An AUC of 0.5 is chance. Here both models sit around 0.6: even a non-trivial between-stratum VPC translates into only modest accuracy at the individual level – exactly the cautionary message that motivates discriminatory-accuracy reporting in MAIHDA. Note the adjusted model barely moves the AUC: the categorical covariates that define the strata are already captured by stratum membership, so only the continuous covariate (Age) adds genuinely new individual-level information.

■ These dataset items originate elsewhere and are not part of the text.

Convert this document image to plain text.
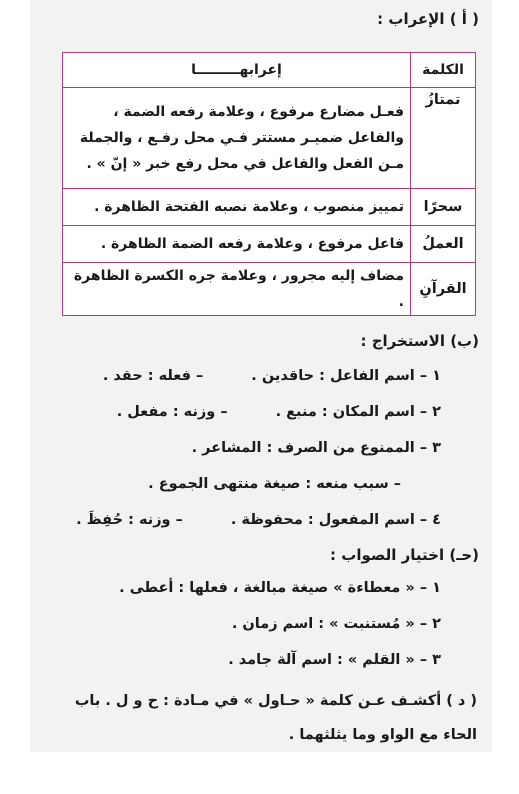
( أ ) الإعراب :
الكلمة	إعرابهـــــــــا
تمتازُ	فعـل مضارع مرفوع ، وعلامة رفعه الضمة ، والفاعل ضميـر مستتر فـي محل رفـع ، والجملة مـن الفعل والفاعل في محل رفع خبر « إنّ » .
سحرًا	تمييز منصوب ، وعلامة نصبه الفتحة الظاهرة .
العملُ	فاعل مرفوع ، وعلامة رفعه الضمة الظاهرة .
القرآنِ	مضاف إليه مجرور ، وعلامة جره الكسرة الظاهرة .
(ب) الاستخراج :
١ – اسم الفاعل : حاقدين .– فعله : حقد .
٢ – اسم المكان : منبع .– وزنه : مفعل .
٣ – الممنوع من الصرف : المشاعر .
– سبب منعه : صيغة منتهى الجموع .
٤ – اسم المفعول : محفوظة .– وزنه : حُفِظَ .
(حـ) اختيار الصواب :
١ – « معطاءة » صيغة مبالغة ، فعلها : أعطى .
٢ – « مُستنبت » : اسم زمان .
٣ – « القلم » : اسم آلة جامد .
( د ) أكشـف عـن كلمة « حـاول » في مـادة : ح و ل . باب الحاء مع الواو وما يثلثهما .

Plots adapt to the binomial family

The standard plots recognise the binomial family and switch to the probability scale and to deviance-based diagnostics automatically:

# Predicted probabilities per stratum with intervals
plot(model_adj, type = "predicted")

# Latent-scale variance partition
plot(model_adj, type = "vpc")

# For binomial fits the dashboard highlights the largest absolute
# deviance residuals rather than raw deviations from the mean.
plot(model_adj, type = "prediction_deviation")

See the plot interpretation vignette for how to read each of these.

Count outcomes work the same way

A Poisson (count) outcome follows the identical pattern – pass family = "poisson" to fit_maihda(). The VPC then uses the log-link latent-scale residual variance, and the summary, PCV, and plotting helpers all behave as above.

References

  • Merlo, J. (2018). Multilevel analysis of individual heterogeneity and discriminatory accuracy (MAIHDA) within an intersectional framework. Social Science & Medicine, 203, 74-80.

  • Evans, C. R., Williams, D. R., Onnela, J. P., & Subramanian, S. V. (2018). A multilevel approach to modeling health inequalities at the intersection of multiple social identities. Social Science & Medicine, 203, 64-73.

  • Merlo, J., Wagner, P., Ghith, N., & Leckie, G. (2016). An original stepwise multilevel logistic regression analysis of discriminatory accuracy: the case of neighbourhoods and health. PLOS ONE, 11(4), e0153778.